Michaela Pereira had to journey back to a familiar place in order to deliver something different.
When the veteran newscaster appears on HLN this morning at 10 a.m. eastern in her anchoring debut on the network, many people who watch her will be closer to lunch than stepping out of bed. But the show, which will broadcast from her old stomping grounds of Los Angeles, is not geared solely for them. For viewers from Seattle to Sacramento, Pereira will deliver the latest information about what happened while they were asleep, anchoring what will also be a sort of “national” morning show for viewers on the West Coast.
“I like to meet people where they are the best I can, “said Pereira in a recent interview.
She is about to encounter them, all the while attempting a delicate juggling act of wooing two different audiences – one that has started its day, another preparing to do just that. It’s a different assignment than her last one, where she helped Chris Cuomo and Alisyn Camerota deliver crack-of-dawn news to the nation at CNN’s “New Day.”
Her secret to giving all her audiences something they want? A signature style that is supposed to help HLN become more of a destination during the day, when audiences want quick updates on breaking news and insights behind the headlines.
CNN, the network’s sister outlet, is increasingly focusing on wall to wall coverage of the news cycle’s biggest stories. HLN, meanwhile, is hoping Preeira and Erica Hill, slated to launch a new program in a few months’ time, will build on the success of Robin Meade in the early-morning hours, where her roost outside New York City has proved alluring to audiences in places like Cleveland and Atlanta.
Expect what Pereira calls “a West Coast vibe” to be part of the proceedings. “It’s a little more conversational, a little more ‘take-the-edge-off,’a warm embrace,” explained Scott Warren, the producer behind the program. “The subject matter we are going to take on is real and just as solid as any, but wer are going to embrace viewers in a warm way.
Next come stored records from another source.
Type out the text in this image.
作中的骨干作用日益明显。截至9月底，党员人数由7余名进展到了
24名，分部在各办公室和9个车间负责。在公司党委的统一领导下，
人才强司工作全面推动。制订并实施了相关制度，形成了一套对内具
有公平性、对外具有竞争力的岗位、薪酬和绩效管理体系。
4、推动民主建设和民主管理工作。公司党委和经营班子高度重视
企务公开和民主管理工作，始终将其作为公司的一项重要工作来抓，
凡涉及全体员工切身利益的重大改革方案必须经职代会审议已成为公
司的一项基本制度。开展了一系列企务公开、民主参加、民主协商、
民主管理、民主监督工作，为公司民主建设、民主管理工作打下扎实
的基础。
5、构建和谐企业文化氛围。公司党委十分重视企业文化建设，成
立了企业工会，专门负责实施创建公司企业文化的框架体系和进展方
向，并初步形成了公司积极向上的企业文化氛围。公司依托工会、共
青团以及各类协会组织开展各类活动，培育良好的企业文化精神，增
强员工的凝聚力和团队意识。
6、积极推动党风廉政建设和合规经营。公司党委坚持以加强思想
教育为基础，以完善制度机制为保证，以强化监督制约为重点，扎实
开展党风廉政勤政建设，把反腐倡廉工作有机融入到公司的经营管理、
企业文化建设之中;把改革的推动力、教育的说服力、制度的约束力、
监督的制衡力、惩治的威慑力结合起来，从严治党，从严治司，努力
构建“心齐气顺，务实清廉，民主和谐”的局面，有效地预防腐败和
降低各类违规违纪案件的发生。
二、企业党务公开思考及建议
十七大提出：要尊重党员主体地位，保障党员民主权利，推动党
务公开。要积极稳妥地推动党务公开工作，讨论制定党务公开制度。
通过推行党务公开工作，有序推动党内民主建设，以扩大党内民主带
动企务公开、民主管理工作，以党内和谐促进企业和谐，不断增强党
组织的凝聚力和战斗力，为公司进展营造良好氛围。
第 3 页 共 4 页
She has done it before, serving as the host of KTLA’s morning program for nine years and even taking a turn at anchoring the station’s coverage of the annual Tournament of Roses parade. To tap into that success, HLN has paired her with Warren, her producer at the Tribune Media outlet.
Whether viewers are tuning in to her in the morning or the late morning, Pereira, thinks she can win them over. “I feel like it needs to be a conversation with people ,” she said. “ I want them to get familiar and comfortable with me, familiar and comfortable with the group of people who are my regulars.” Maribel Aber, a CNN financial correspondent ,is expected to deliver money and business news while Andy Scholes, will deliver sports updates. It’s an arrangement that might be familiar to fans of Meade’s “Morning Express,” where Jennifer Westhoven keeps viewers up to date on financial matters, Bob Van Dillen tackles the weather, and Coy Wire and Hines Ward grapples with sports.
Chances are Pereira will be busy, but not busy enough to get a good amount of shut-eye. “Get your sleep, “she advised. “If you are well rested, ou can roll with most of the punches. A lot of things break in the morning. A lot of things change. If you are well-rested, you can handle it.”